Tesla has yet to publish the proxy for its upcoming annual meeting. In correspondence with the Securities and Exchange Commission, the Palo Alto, California-based company has indicated a proposal for annual director elections from the Connecticut Retirement Plans and Trust Funds will be voted on this year. The Connecticut funds are among the investors who signed the letter to Gracias, along with Calstrs, the second-largest U.S. pension fund.

‘Still Concerns’

“Getting independent people on the board is important in terms of holding management accountable,” Etelvina Martinez, the corporate governance manager at CtW Investment Group, which also signed the letter, said in a phone interview. “Shareholders need to be able to hold management accountable. While the stock price is doing extremely well, there are still concerns about corporate governance.”

Tesla’s board is comprised of Musk, his brother, Kimbal Musk; Gracias, the founder of a private-equity firm and a director at Musk’s rocket company SpaceX; Ira Ehrenpreis, a venture capitalist and SpaceX investor; Brad Buss, a former SolarCity chief financial officer; Steve Jurvetson, a venture investor and SpaceX director; and Robyn Denholm, the chief operating officer of Telstra Corp., Australia’s largest telecommunications company.

Musk is Tesla’s largest shareholder, with a stake of almost 21 percent, according to data compiled by Bloomberg. Gracias is the sixth-biggest, with a 3.75 percent stake.

Investors’ Influence

While the pension funds behind the letter don’t have large positions in Tesla on their own, they’re influential among other institutional investors.

Calstrs was one of the founding members of the Investor Stewardship Group, which assembled major fund managers to set corporate governance goals in January. The group, whose members include BlackRock Inc., State Street Corp., Vanguard Group and T. Rowe Price Group, generally backs annual board elections to increase accountability to shareholders.

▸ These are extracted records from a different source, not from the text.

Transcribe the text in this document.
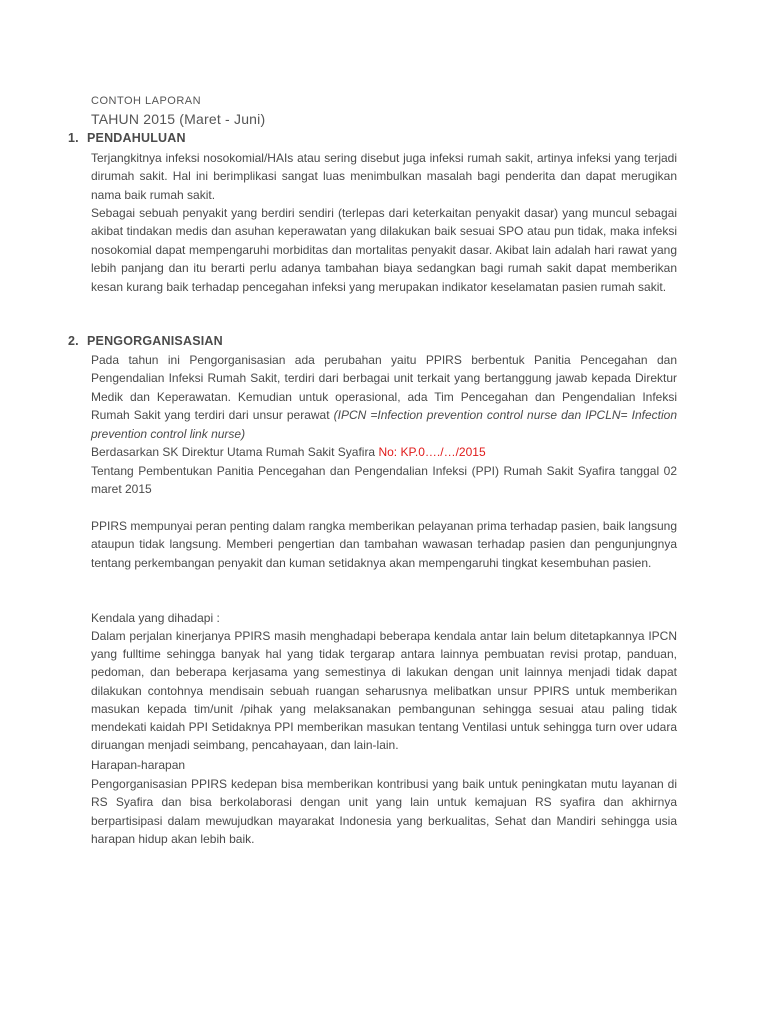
CONTOH LAPORAN
TAHUN 2015 (Maret - Juni)
1. PENDAHULUAN
Terjangkitnya infeksi nosokomial/HAIs atau sering disebut juga infeksi rumah sakit, artinya infeksi yang terjadi dirumah sakit. Hal ini berimplikasi sangat luas menimbulkan masalah bagi penderita dan dapat merugikan nama baik rumah sakit.
Sebagai sebuah penyakit yang berdiri sendiri (terlepas dari keterkaitan penyakit dasar) yang muncul sebagai akibat tindakan medis dan asuhan keperawatan yang dilakukan baik sesuai SPO atau pun tidak, maka infeksi nosokomial dapat mempengaruhi morbiditas dan mortalitas penyakit dasar. Akibat lain adalah hari rawat yang lebih panjang dan itu berarti perlu adanya tambahan biaya sedangkan bagi rumah sakit dapat memberikan kesan kurang baik terhadap pencegahan infeksi yang merupakan indikator keselamatan pasien rumah sakit.
2. PENGORGANISASIAN
Pada tahun ini Pengorganisasian ada perubahan yaitu PPIRS berbentuk Panitia Pencegahan dan Pengendalian Infeksi Rumah Sakit, terdiri dari berbagai unit terkait yang bertanggung jawab kepada Direktur Medik dan Keperawatan. Kemudian untuk operasional, ada Tim Pencegahan dan Pengendalian Infeksi Rumah Sakit yang terdiri dari unsur perawat (IPCN =Infection prevention control nurse dan IPCLN= Infection prevention control link nurse)
Berdasarkan SK Direktur Utama Rumah Sakit Syafira No: KP.0…./…/2015
Tentang Pembentukan Panitia Pencegahan dan Pengendalian Infeksi (PPI) Rumah Sakit Syafira tanggal 02 maret 2015
PPIRS mempunyai peran penting dalam rangka memberikan pelayanan prima terhadap pasien, baik langsung ataupun tidak langsung. Memberi pengertian dan tambahan wawasan terhadap pasien dan pengunjungnya tentang perkembangan penyakit dan kuman setidaknya akan mempengaruhi tingkat kesembuhan pasien.
Kendala yang dihadapi :
Dalam perjalan kinerjanya PPIRS masih menghadapi beberapa kendala antar lain belum ditetapkannya IPCN yang fulltime sehingga banyak hal yang tidak tergarap antara lainnya pembuatan revisi protap, panduan, pedoman, dan beberapa kerjasama yang semestinya di lakukan dengan unit lainnya menjadi tidak dapat dilakukan contohnya mendisain sebuah ruangan seharusnya melibatkan unsur PPIRS untuk memberikan masukan kepada tim/unit /pihak yang melaksanakan pembangunan sehingga sesuai atau paling tidak mendekati kaidah PPI Setidaknya PPI memberikan masukan tentang Ventilasi untuk sehingga turn over udara diruangan menjadi seimbang, pencahayaan, dan lain-lain.
Harapan-harapan
Pengorganisasian PPIRS kedepan bisa memberikan kontribusi yang baik untuk peningkatan mutu layanan di RS Syafira dan bisa berkolaborasi dengan unit yang lain untuk kemajuan RS syafira dan akhirnya berpartisipasi dalam mewujudkan mayarakat Indonesia yang berkualitas, Sehat dan Mandiri sehingga usia harapan hidup akan lebih baik.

“As companies grow up and mature, they need to have governance practices that reflect that,” Philip Larrieu, an associate portfolio manager for Calstrs, said in a phone interview. “When the stock is doing well, the argument is ’we don’t need to make changes, we are doing well. But we will push for these changes regardless of the stock price.”

Annual Elections

Investors have pushed companies broadly over the past few decades to move to more frequent director elections. Less than 11 percent of S&P 500 companies have staggered board elections today, down from 32 percent in 2011, according to governance-data provider Equilar.

At annual meetings last year, ten proposals seeking declassified boards received 80 percent support from shareholders on average, according to data compiled by Fundvotes.com.

Tesla shares have climbed 44 percent this year, valuing the company at more than $50.3 billion. The company’s market capitalization was $5.4 billion higher than Ford Motor Co. and trailed General Motors Co. by about $461 million as of Tuesday’s close.

“If Tesla truly wants to be forward-thinking, then it needs to embrace accountability and it needs to welcome diverse, independent opinions into its boardroom,” New York City Comptroller Scott Stringer said in an emailed statement. “Strong performance doesn’t insulate Tesla from accountability.”